The trial court granted summary judgment in favor of the Noteholder, finding that the late fee was enforceable as liquidated damages "because it reasonably forecasted the harm caused by the default and the harm was otherwise difficult to accurately estimate." The borrower appealed.

On January 28, 2016, the Arizona Court of Appeals reversed the trial court's judgment and held that imposing a five percent late charge on the balloon payment was unreasonable. The court reversed the entry of summary judgment in the Noteholder's favor and directed that the trial court enter summary judgment in the borrower's favor on its claim for declaratory relief. The court also granted the borrower's request for an award of the attorneys' fees the borrower had incurred in connection with the appeal. The Noteholder filed a Petition for Review, asking the Arizona Supreme Court to hear the case.

In its Opinion, the Court recognized that "[p]arties to a contract can agree in advance to the amount of damages for any breach," but explained that parties "do not have free rein in setting liquidated damages." [¶¶8, 9.] In order to determine whether a liquidated damages provision, such as a late fee, would be enforceable, the Court adopted the test stated in Restatement (Second) of Contracts, §356(1), which provides that a liquidated damages provision is enforceable, "but only at an amount that is reasonable in light of the anticipated or actual loss caused by the breach and the difficulties of proof of loss." [¶12.] Applying this test, Court held that the late fee "did not reasonably forecast anticipated damages likely to result from an untimely balloon payment" and also "did not reasonably approximate" the actual loss suffered by the Noteholder. [¶¶20, 29, 32.] Significantly, the Court noted that the Noteholder was adequately compensated for its loss of use of the balloon payment as a result of the default interest rate that the borrower was required to pay. [¶31.]

Having decided that a five percent late fee on a balloon payment was unenforceable, the Court directed the trial court to enter summary judgment in favor of the borrower and also awarded the borrower its attorneys' fees incurred in connection with the appeal.

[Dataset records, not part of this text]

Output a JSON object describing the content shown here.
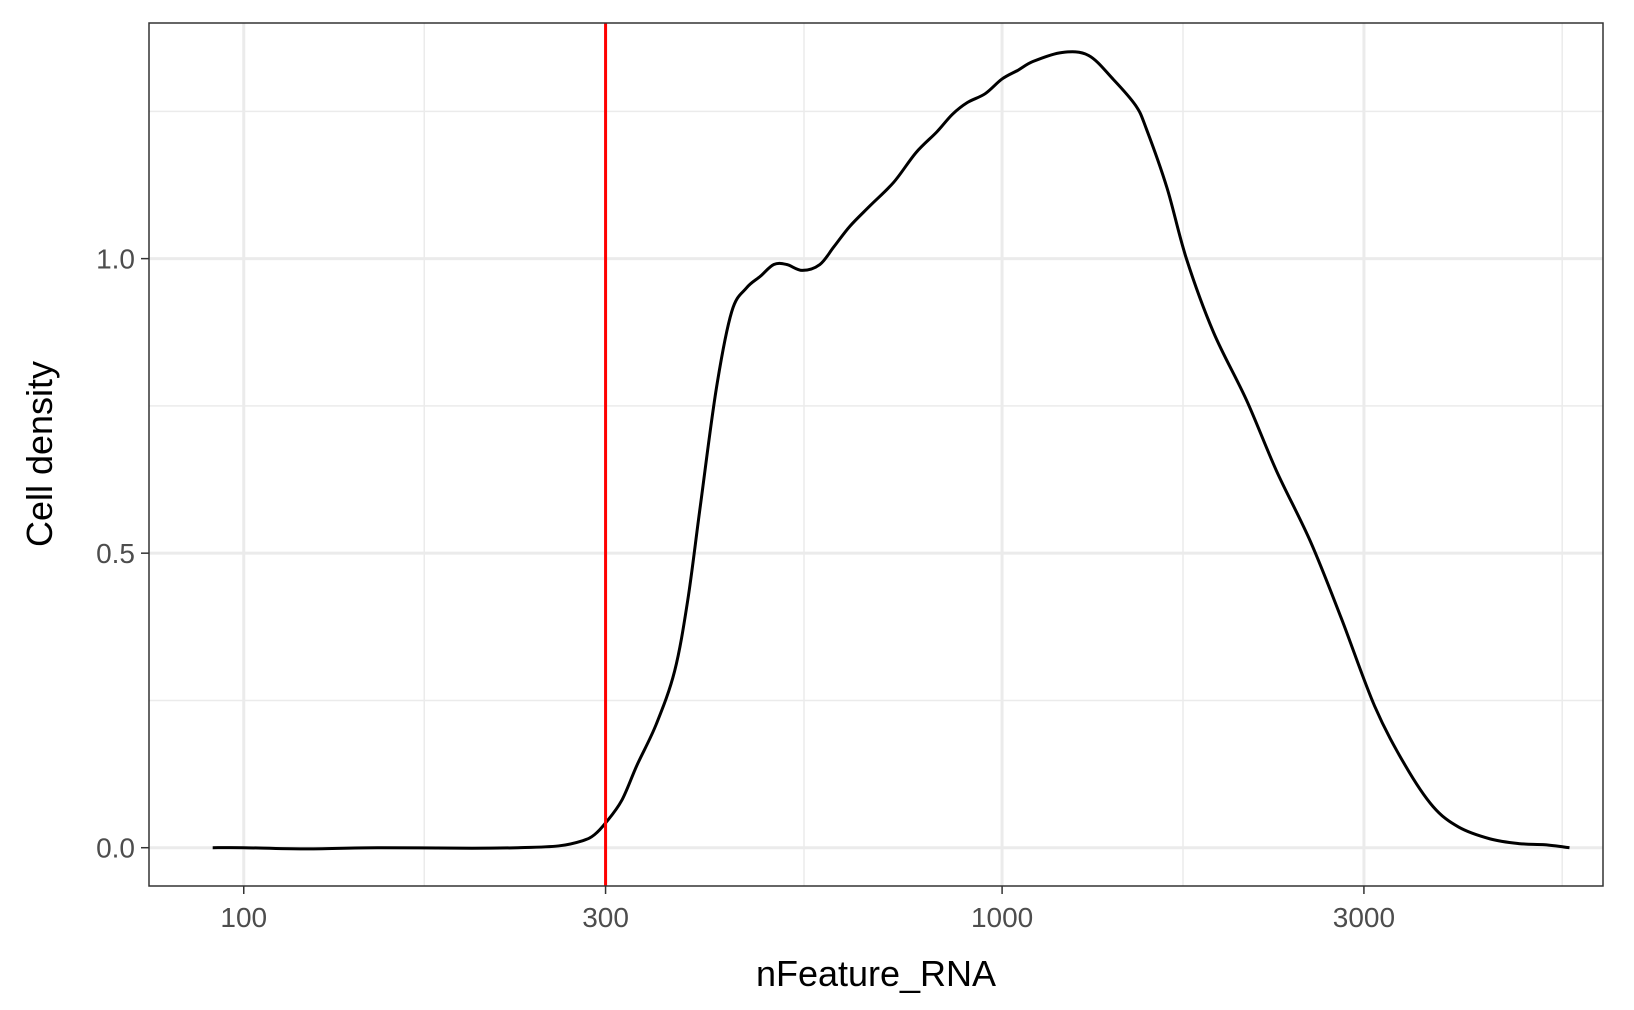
{
  "chart_data": {
    "type": "line",
    "title": "",
    "xlabel": "nFeature_RNA",
    "ylabel": "Cell density",
    "x_scale": "log10",
    "xlim": [
      75,
      6200
    ],
    "ylim": [
      -0.065,
      1.4
    ],
    "x_ticks": [
      100,
      300,
      1000,
      3000
    ],
    "x_tick_labels": [
      "100",
      "300",
      "1000",
      "3000"
    ],
    "x_minor_ticks": [
      173,
      548,
      1732,
      5477
    ],
    "y_ticks": [
      0.0,
      0.5,
      1.0
    ],
    "y_tick_labels": [
      "0.0",
      "0.5",
      "1.0"
    ],
    "y_minor_ticks": [
      0.25,
      0.75,
      1.25
    ],
    "grid": true,
    "legend": "none",
    "colors": {
      "density_line": "#000000",
      "threshold_line": "#ff0000",
      "grid": "#ebebeb",
      "panel_border": "#333333"
    },
    "threshold": {
      "x": 300
    },
    "series": [
      {
        "x": [
          91,
          100,
          120,
          150,
          200,
          230,
          260,
          280,
          290,
          300,
          315,
          330,
          350,
          370,
          385,
          400,
          420,
          440,
          460,
          480,
          500,
          520,
          545,
          575,
          600,
          630,
          670,
          720,
          770,
          820,
          860,
          900,
          950,
          1000,
          1050,
          1100,
          1200,
          1300,
          1400,
          1500,
          1550,
          1650,
          1750,
          1900,
          2100,
          2300,
          2550,
          2800,
          3100,
          3400,
          3700,
          4000,
          4400,
          4800,
          5200,
          5600
        ],
        "y": [
          0.0,
          0.0,
          -0.002,
          0.0,
          -0.001,
          0.0,
          0.003,
          0.012,
          0.022,
          0.042,
          0.08,
          0.14,
          0.21,
          0.3,
          0.42,
          0.58,
          0.78,
          0.91,
          0.95,
          0.97,
          0.99,
          0.99,
          0.98,
          0.99,
          1.02,
          1.055,
          1.09,
          1.13,
          1.18,
          1.215,
          1.245,
          1.265,
          1.28,
          1.305,
          1.32,
          1.335,
          1.35,
          1.345,
          1.305,
          1.26,
          1.22,
          1.12,
          1.0,
          0.875,
          0.76,
          0.64,
          0.52,
          0.39,
          0.24,
          0.14,
          0.07,
          0.035,
          0.015,
          0.007,
          0.005,
          0.0
        ]
      }
    ]
  }
}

The Lesson: Arizona courts will evaluate the enforceability of a liquidated damages provision, including a provision imposing late fees, based on whether the amount being imposed reasonably approximates the actual loss suffered by the lender. A nominal late fee assessed against untimely monthly payments may be enforced, but a late fee assessed against a balloon payment due upon maturity likely will not be enforced, unless the lender can demonstrate that the amount of the late fee reasonably approximates the actual loss suffered by the lender.